Die Erfindung betrifft einen Sessel gemäß dem Oberbegriff des Anspruchs 1.

Aus der FR 640 760 A ist ein Sessel bekannt, welcher einen Grundkörper und einen an diesem aufgehängten Sitz umfasst, wobei der Grundkörper einen symmetrischen, geschlossenen Rohrrahmen aufweist, welcher durch zwei horizontale Längsstreben verstärkt ist. Nachteilig an einem derartigen Sessel ist dessen sprödes Verhalten gegenüber den Sessel belastenden Bewegungen einer den Sessel nutzenden Person.

Der Erfindung liegt die Aufgabe zugrunde, einen Sessel zu entwickeln, welcher Belastungen durch eine den Sessel nutzende Person optimal aufnimmt. Weiterhin ist es Aufgabe der Erfindung den Sitzkomfort eines derartigen Sessels zu steigern.

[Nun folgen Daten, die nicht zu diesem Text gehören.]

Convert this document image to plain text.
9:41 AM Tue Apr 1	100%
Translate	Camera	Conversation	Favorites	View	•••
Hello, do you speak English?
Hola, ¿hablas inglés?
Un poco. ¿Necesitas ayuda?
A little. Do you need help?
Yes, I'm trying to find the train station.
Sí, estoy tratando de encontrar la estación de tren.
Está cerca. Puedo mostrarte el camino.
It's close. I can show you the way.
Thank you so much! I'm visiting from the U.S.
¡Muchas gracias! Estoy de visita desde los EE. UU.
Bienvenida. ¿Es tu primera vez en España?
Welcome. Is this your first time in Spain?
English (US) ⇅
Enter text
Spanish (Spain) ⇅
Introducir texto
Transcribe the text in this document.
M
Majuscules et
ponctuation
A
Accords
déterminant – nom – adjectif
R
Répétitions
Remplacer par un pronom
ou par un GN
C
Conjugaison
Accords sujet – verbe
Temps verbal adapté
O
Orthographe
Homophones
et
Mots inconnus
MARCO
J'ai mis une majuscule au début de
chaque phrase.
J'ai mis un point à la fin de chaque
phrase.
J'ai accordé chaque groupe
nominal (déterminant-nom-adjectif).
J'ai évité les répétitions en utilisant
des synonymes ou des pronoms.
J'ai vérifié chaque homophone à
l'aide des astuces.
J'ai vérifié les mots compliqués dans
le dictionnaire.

Diese Aufgabe wird ausgehend von den Merkmalen des Oberbegriffs des Anspruchs 1 durch die kennzeichnenden Merkmale des Anspruchs 1 gelöst. In den Unteransprüchen sind vorteilhafte und zweckmäßige Weiterbildungen angegeben.

Der erfindungsgemäße Sessel weist ein Sitzelement mit einem geschlossenen Rohrrahmen und ein Rückenelement mit einem geschlossenen Rohrrahmen auf. Hierdurch verfügt der Sessel neben einem Grundkörper bzw. Grundgestell mit einem geschlossenen Rohrrahmen noch über zwei weitere Bauteile, welche durch ihre geschlossene Struktur eine hohe Eigenstabilität aufweisen und so eine Gesamtstabilität des Sessels erhöhen. Somit stellen das Sitzelement und das Rückenelement nicht wie beim Stand der Technik eine zusätzliche Belastung des Grundkörpers dar, sondern der Grundkörper kann über das Sitzelement und das Rückenelement Kräfte übertragen bzw. das Sitzelement und das Rückenelement sind auch unabhängig von dem Grundkörper hinreichend stabil um Belastungen aufzunehmen. Kern der Erfindung ist somit eine Verwirklichung von geschlossenen Strukturen bei allen wesentlichen Hauptbaugruppen des Sessels.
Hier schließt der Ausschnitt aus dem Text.